Parkinson’s disease (PD) is a neurodegenerative disease that primarily affects the motor system but also exhibits other symptoms. Typical motor symptoms of the disease include tremors, slowness (bradykinesia), posture and walking perturbations, muscle rigidity and speech perturbations. In the clinic, symptoms are evaluated using physician observation and patient reports. Multiple approaches are under investigation for development of digital biomarkers in PD using accelerometer data from mobile sensor devices with the goal of improving monitoring of treatment efficacy and disease progression for use in clinical care and drug development.
The Parkinson’s Disease Digital Biomarker DREAM Challenge is a first of it's kind challenge, designed to benchmark methods for the processing of sensor data for development of digital signatures reflective of Parkinson's Disease. Participants will be provided with raw sensor (accelerometer, gyroscope, and magnetometer) time series data recorded during the performance of pre-specified motor tasks, and will be asked to extract data features which are predictive of PD pathology. In contrast to traditional DREAM challenges, this one will focus on feature extraction rather than predictive modeling, and submissions will be evaluated based on their ability to predict disease phenotype using an array of standard machine learning algorithms.

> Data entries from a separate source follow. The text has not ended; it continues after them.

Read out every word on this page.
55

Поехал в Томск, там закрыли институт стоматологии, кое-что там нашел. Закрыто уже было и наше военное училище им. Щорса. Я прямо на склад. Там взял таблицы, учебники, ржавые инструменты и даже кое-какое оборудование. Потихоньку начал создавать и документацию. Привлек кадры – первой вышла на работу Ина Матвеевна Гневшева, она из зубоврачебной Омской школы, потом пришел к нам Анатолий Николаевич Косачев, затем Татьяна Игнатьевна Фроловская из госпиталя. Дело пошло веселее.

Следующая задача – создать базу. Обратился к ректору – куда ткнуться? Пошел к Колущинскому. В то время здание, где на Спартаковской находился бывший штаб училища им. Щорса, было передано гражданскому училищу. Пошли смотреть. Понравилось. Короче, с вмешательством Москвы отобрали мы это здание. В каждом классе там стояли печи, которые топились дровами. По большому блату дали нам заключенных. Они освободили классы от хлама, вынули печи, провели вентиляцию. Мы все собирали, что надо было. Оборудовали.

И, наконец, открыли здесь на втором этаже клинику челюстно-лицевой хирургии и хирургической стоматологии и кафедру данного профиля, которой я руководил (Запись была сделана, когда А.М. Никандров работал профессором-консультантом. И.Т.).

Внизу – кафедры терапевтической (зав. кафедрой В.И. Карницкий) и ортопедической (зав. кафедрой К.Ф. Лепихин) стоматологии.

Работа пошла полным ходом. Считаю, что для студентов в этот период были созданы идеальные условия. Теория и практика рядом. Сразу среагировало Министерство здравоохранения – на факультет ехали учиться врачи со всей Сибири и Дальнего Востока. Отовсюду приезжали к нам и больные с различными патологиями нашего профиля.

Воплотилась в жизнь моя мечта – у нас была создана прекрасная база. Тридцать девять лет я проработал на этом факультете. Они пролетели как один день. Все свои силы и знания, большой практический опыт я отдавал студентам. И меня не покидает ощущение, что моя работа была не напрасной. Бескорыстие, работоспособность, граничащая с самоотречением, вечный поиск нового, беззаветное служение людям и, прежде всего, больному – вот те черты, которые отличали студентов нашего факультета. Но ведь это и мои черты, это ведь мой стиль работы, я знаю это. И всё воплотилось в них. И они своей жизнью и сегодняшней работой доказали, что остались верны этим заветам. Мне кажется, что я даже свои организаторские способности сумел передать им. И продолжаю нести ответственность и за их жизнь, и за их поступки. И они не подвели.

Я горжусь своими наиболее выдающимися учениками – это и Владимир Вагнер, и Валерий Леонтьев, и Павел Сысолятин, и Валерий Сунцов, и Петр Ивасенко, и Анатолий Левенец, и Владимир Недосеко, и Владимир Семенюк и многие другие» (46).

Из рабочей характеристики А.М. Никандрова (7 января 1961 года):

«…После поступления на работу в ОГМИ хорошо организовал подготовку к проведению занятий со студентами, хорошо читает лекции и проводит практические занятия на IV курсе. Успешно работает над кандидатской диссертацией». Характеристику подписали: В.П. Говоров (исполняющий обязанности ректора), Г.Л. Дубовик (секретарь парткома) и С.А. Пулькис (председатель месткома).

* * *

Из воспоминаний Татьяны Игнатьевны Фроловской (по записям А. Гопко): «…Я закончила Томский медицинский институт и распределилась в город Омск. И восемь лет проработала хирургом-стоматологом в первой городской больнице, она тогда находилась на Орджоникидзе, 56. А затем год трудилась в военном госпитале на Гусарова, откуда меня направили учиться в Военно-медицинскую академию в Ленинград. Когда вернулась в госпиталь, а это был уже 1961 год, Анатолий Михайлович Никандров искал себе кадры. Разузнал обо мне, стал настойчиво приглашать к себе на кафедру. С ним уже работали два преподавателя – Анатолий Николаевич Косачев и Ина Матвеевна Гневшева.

Leader(s): Xinlin Song (slack: @spidermanxyz, email: email@example.com)
Participants: Arya Farahi (@aryaf), Junhao Wang (@junhao), Yi-Lun Wu (@Yi-Lun), Chun-Yu Hsiung (@Bear5566)

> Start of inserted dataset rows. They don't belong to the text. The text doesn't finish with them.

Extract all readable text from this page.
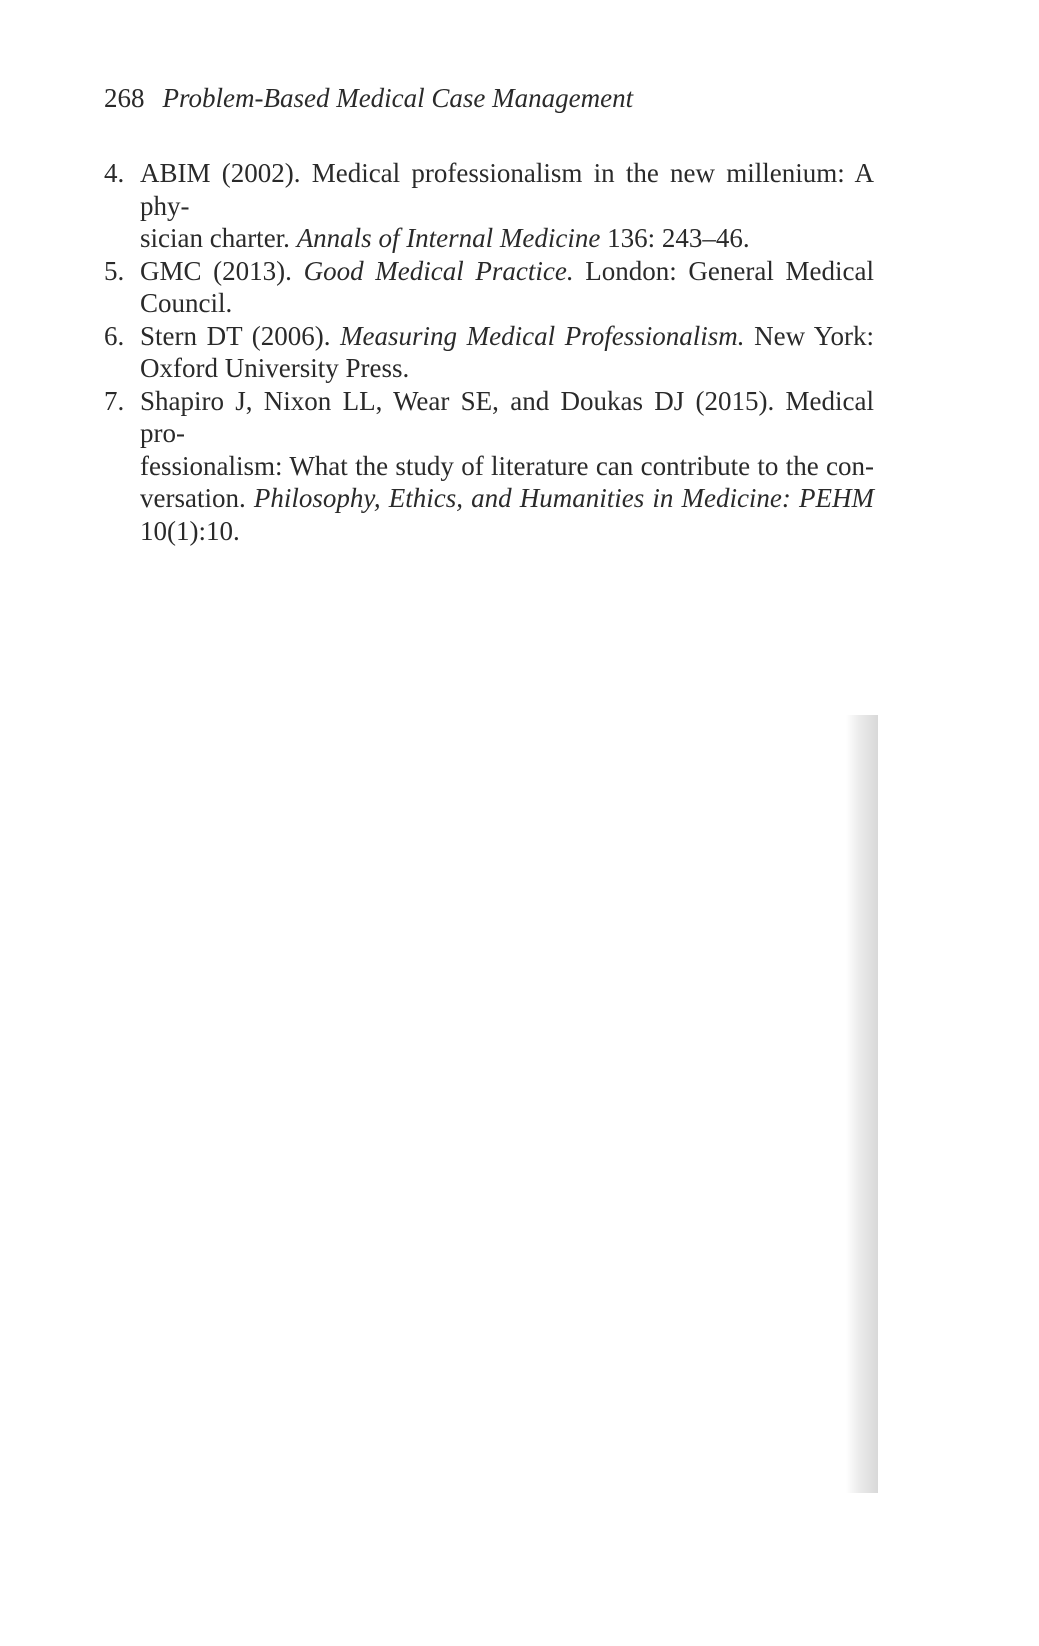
268 Problem-Based Medical Case Management
4. ABIM (2002). Medical professionalism in the new millenium: A phy-
sician charter. Annals of Internal Medicine 136: 243–46.
5. GMC (2013). Good Medical Practice. London: General Medical
Council.
6. Stern DT (2006). Measuring Medical Professionalism. New York:
Oxford University Press.
7. Shapiro J, Nixon LL, Wear SE, and Doukas DJ (2015). Medical pro-
fessionalism: What the study of literature can contribute to the con-
versation. Philosophy, Ethics, and Humanities in Medicine: PEHM
10(1):10.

Link to the Code: https://gitlab.eecs.umich.edu/mdst/DREAM-Parkinsons-Challenge
Link to the Dataset: Access to data requires registration. Speak to Xinlin if you need access.
Parkinson’s disease (PD) is a degenerative disorder of central nervous system that mainly affects the motor system. Currently, there is no objective test to diagnose PD and the bedside examination by a neurologist remains the most important diagnostic tool. The examination is performed using the assessment of motor symptoms such as shaking, rigidity, slowness of movement and postural instability. However, these motor symptoms begin to occur in very late stage. Smartphones and smartwatches have sensitive sensors (accelerometer, gyroscope and pedometer) that can track the user’s motion more frequently than clinical examinations at much lower cost. While the movement information is recorded by the sensors, the rough sensor data is hard to interpret and give limited help to PD diagnosis.

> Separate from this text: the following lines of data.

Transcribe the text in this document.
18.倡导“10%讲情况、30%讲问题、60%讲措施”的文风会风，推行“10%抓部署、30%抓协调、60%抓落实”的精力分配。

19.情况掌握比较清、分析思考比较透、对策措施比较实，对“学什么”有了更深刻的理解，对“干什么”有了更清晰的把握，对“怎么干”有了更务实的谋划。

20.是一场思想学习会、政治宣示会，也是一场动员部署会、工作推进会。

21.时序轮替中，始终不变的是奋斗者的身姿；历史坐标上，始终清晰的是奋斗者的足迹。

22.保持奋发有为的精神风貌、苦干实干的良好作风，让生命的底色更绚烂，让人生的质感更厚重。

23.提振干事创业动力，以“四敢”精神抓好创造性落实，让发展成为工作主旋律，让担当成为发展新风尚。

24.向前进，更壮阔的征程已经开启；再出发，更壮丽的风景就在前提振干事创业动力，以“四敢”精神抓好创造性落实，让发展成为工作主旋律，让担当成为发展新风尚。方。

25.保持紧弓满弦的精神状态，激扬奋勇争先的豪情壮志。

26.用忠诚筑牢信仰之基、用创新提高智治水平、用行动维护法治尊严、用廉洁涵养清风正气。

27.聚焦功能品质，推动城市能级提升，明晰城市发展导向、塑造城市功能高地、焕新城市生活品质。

In the Parkinson’s Biomarker Challenge, we are tasked to extract useful features from time series accelerometer and gyroscope data. The data of Challenge 1 consist of ~ 35000 records collected from ~ 3000 participants with phone APP in their daily life. The final goal is to prediction whether a participant has Parkinson’s disease or not. The data of Challenge 2 consist of records from ~ 20 patients doing different tasks (such as drinking water, folding towels, assembling nuts and bolts etc.) in the research labs. And the goal is to predict how severe is the limb action tremor.
The general method we used in both two challenges is generating multiple features from the time series sensor data and performing feature selection to get the top features. Finally, a machine learning model is built based on the top features. The details of the methods we use can be found here:
The best result we got is the 4th place in challenge 2.